裴默啊!你果然是精,不问我认不认识严离,反而问这个问题,真是不会浪费一点契机。
他又是沉默了半响,却依旧没有继续往下问。
“你,这么多年一直生活在莫安吗?”裴默继续问出第二个问题。
安倾知道,他是在试探自己是不是严离:“是。”安倾的酒量是因为陪裴默喝酒才锻炼出来的,半瓶女儿红已经下肚,她的脸上浮出一抹红晕,只是意识是却从未有过的清醒。
裴默又是顿了很长时间。
安倾很是悲悯地看着他,他和关银城一样,明明都要接近谜底了,却因为所谓的常识而禁锢了自己的大脑。哎,其实这也是自己造成的。

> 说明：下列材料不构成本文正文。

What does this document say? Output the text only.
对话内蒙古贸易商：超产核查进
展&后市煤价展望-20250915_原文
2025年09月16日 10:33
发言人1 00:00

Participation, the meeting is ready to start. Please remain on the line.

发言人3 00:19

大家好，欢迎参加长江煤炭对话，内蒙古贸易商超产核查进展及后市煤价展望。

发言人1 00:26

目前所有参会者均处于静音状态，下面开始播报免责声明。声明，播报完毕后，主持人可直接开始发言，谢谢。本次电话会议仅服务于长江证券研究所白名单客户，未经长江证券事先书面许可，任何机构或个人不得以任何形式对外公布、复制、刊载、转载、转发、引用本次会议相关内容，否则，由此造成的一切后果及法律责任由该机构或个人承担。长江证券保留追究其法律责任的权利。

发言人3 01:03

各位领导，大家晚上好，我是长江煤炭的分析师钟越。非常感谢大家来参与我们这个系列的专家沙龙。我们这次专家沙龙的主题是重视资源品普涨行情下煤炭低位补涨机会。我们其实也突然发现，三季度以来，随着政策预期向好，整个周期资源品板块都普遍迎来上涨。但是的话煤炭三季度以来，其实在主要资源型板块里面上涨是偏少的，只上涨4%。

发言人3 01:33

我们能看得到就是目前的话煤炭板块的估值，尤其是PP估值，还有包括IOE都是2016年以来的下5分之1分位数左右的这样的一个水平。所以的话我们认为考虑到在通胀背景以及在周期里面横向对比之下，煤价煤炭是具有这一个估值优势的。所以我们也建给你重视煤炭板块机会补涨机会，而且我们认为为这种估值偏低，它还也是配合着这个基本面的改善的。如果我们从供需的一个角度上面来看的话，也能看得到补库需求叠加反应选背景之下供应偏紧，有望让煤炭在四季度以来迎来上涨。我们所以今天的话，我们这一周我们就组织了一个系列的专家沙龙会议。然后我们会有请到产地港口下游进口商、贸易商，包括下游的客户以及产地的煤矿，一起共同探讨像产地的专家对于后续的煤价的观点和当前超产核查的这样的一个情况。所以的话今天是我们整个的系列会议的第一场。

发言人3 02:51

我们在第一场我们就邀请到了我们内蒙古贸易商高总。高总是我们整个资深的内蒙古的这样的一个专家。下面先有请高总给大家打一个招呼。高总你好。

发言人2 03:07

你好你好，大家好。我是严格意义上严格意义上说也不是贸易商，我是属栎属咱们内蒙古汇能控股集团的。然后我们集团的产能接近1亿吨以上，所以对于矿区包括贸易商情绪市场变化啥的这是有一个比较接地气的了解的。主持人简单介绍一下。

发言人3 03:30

“还有什么要问的吗?你不问,我可要问你了。”安倾又倒了一杯酒,把杯子推向裴默。
裴默摇了摇头,接过酒杯一饮而尽:“你问吧!”
“今年你的国库预计花费多少万两?”安倾倾身过去,目光锁住他的视线,嘴唇喃喃,犹如念咒般轻轻问道。
裴默的眼神立刻凌厉起来。
国库的开销是个很大的问题,如果知道国库的预计开销,就等于大概估算出月宇每年用于军费上的开支,间接可以预料出月宇今年近三年有没有打仗的准备。